[Establishment of the isolation and culture system for monocloning human pancreatic stem cell].

The present study aimed to establish an isolation and culture system for the monoclonal human pancreatic stem cells and monoclonal human pancreatic stem cell line. Some factors which would influence the proliferation of the monoclonal human pancreatic stem cells were assessed. Pancreatic tissues, taken from abortive fetuses by sterile procedures, were dissected into 1 mm3 segments and digested with 0.1% type IV collagenase. The isolated cells were grown in media containing low glucose Dulbecco's Modified Eagles's Medium supplemented with 10% fetal bovine serum (FBS), 3.7 g/L sodium pyruvate, 0.08 g/L penicillin and 0.1 g/L streptomycin. These cells were further digested with 0.25 g/L trypsin and 0.4 g/L EDTA for propagation. The monoclonal human pancreatic stem cells were selected by clone-ring, and further proliferated after addition of 10 ng/mL epidermal growth factor (EGF) in culture media. The cell chromosome set was determined by karyotype analysis. The growth curve was made by the 3-(4, 5)-dimethylthiahiazo (-z-yl)-3, 5-di-phenytetrazoliumromide (MTT) method.
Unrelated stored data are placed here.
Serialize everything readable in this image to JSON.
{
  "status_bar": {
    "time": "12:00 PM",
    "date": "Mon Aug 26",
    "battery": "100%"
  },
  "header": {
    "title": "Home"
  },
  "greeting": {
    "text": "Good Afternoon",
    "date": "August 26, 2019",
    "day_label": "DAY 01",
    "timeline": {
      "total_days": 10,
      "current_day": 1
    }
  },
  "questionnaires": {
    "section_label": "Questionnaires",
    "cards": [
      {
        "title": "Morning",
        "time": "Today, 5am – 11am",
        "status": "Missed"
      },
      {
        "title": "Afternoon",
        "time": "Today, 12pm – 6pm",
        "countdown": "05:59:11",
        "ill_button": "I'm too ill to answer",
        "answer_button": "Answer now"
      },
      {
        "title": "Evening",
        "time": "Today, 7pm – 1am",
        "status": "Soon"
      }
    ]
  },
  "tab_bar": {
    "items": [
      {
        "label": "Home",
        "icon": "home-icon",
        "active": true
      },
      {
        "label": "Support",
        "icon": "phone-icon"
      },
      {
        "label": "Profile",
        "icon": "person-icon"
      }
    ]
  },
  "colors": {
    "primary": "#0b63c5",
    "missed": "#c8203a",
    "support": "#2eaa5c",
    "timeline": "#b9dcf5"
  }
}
The results showed that pancreatic tissues were digested to many single cells and cell clusters with collagenase. Adherently cultured, primary epidermal-like pancreatic stem cells grew clonally. After several times of dissociation and propagation, pancreatic stem cells were gradually purified during generations. Using clone-ring selection, the monoclonal human pancreatic stem cells were obtained. Continuously propagated, a monoclonal human pancreatic stem cell line which was derived from a male abortive fetus of 4 month-old had been passed through 50 generations. Karyotype analysis demonstrated that the chromosome set of the monoclonal human pancreatic stem cell line was normal diploid. Growth curve revealed that monoclonal human pancreatic stem cells grew slowly in initial 1-4 days. Then, they entered the logarithmic growth period in next 5-6 days. Their proliferation was speeded up by supplementation with 15% FBS in culture media, which was even more quickly after addition of the 15 ng/mL EGF or 10 ng/mL insulin growth factor II (IGF-II). The result identified that the monoclonal human pancreatic stem cell line could be obtained by the cell isolation and culture system.